It is a risky strategy. Macron has taken on one of the most militant unions with a narrow mind. At the time of writing, his approval ratings stands at at a relatively low 39%; respondents cited reasons such as “arrogance”, his portrayal as a “president for the wealthy” as well as the speed of reforms to justify their negative impression.

The majority of his En Marche! movement in the French legislature is deceptive though unequivocally important for passing the reforms. He himself was only elected by approximately 20 million ballots in 2017, far less than half of France’s 47 million strong electorate.

The vociferous rail unions are spoiling for a fight and have tried to recruit private sector unions to join the protests. The strikes are also running parallel to student protests against university reforms. The atmosphere tastes like the pivotal protests of May 68 that began at a university in Nanterre and spread like wildfire across France, ultimately forcing Charles de Gaulle to flee to Germany and call a parliamentary election.  

french rail strikes macron
In facing down the French rail strikes, Macron has been said to be having his “Thatcher moment”. Photo credit: Kremlin.ru

Now or never?

The context however, is significantly different. Public satisfaction with the railway service is waning and France boasts just two universities in the world’s top 100. While famed for having the fastest trains in Europe and a prestigious higher education system, Macron and his supporters fell that standards are slipping in the French public sector. The reality of commuting from outside Paris is expensive, uncomfortably-crowded and unreliable. Macron senses his time to strike. Moreover, the protests are not even close in scale to those that took place in 1960s.

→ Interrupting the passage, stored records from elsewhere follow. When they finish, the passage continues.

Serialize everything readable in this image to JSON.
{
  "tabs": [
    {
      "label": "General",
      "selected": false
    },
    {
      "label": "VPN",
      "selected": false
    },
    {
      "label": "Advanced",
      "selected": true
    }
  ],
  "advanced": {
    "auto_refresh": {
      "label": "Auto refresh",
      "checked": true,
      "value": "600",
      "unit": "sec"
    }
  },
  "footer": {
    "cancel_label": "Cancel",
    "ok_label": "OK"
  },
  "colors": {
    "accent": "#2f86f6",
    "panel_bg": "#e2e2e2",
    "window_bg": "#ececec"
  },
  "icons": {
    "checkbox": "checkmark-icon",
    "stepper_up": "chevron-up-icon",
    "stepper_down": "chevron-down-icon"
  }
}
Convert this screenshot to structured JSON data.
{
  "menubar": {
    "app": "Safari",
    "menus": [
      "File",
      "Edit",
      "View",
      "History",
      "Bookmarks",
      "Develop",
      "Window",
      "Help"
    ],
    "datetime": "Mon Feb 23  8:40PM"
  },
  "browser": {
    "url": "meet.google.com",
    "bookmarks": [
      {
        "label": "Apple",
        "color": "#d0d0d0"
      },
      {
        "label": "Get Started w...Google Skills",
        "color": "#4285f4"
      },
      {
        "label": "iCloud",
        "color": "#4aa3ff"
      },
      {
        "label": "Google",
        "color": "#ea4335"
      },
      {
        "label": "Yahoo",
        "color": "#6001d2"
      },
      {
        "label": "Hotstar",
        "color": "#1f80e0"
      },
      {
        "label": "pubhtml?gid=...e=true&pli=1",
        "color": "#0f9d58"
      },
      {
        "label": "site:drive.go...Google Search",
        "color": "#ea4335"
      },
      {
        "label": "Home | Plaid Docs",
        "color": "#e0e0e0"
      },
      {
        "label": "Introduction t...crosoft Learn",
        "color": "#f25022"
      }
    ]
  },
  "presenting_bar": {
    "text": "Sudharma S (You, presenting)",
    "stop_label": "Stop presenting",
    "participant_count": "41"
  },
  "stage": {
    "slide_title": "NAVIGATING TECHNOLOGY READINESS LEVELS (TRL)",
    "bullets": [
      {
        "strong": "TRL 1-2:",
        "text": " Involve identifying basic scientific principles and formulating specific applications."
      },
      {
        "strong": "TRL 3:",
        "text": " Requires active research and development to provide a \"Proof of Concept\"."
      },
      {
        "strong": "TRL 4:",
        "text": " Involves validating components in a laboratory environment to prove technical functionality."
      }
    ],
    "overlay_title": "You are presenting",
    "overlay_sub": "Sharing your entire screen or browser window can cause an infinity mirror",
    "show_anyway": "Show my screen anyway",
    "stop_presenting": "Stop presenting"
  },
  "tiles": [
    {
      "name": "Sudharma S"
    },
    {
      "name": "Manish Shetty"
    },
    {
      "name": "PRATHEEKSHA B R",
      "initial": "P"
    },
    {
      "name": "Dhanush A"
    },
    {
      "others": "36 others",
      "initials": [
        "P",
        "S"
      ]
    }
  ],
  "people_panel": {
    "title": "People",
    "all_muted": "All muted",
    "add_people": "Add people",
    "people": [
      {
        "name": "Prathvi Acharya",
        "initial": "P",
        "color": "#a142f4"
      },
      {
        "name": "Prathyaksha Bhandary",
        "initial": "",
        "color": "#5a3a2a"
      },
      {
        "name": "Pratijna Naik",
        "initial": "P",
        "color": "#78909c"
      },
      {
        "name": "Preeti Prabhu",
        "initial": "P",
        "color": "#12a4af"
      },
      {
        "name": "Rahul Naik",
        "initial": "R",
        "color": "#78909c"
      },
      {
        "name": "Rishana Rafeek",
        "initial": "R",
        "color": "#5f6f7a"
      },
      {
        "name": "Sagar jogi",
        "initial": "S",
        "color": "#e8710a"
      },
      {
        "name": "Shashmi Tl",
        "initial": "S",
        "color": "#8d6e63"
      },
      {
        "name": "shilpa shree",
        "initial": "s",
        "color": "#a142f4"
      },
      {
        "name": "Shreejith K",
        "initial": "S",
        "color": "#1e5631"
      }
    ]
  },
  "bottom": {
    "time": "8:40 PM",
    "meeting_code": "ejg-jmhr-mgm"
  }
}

The president has remained relatively quiet, allowing Édouard Philippe, his Prime Minister, to speak to the media. Philippe has repeatedly focussed on respecting the right to strike while acknowledging the public who are affected. The reforms will likely pass due to the  dominance of En Marche! in the state legislative chambers.

Given Macron’s inherent determination and willingness to fight for what he believes – manifest in an address to the French farmers in February – Macron looks unlikely to compromise. Commentators are calling these French rail strikes the French President’s “Thatcher moment” in reference to the 1984-5 miners’ strikes in the UK during which the British Prime Minister held firm and whose economic and political legacy still shapes the framework of the nation.

A symbolic stand-off

The strikes and President Macron’s response to them certainly feel symbolic. If he triumphs against one of the most powerful unions in France he will essentially hold a carte blanche for reform. The outcome however hangs is in the balance. Idealised abroad, domestically-divisive, the Napoleonic President has marvelled the world, seeking to restore France’s position as a key decision-maker on the global stage. Often, as was the case for Napoleon, ambition can lead to downfall and sometimes trouble lies closest to home.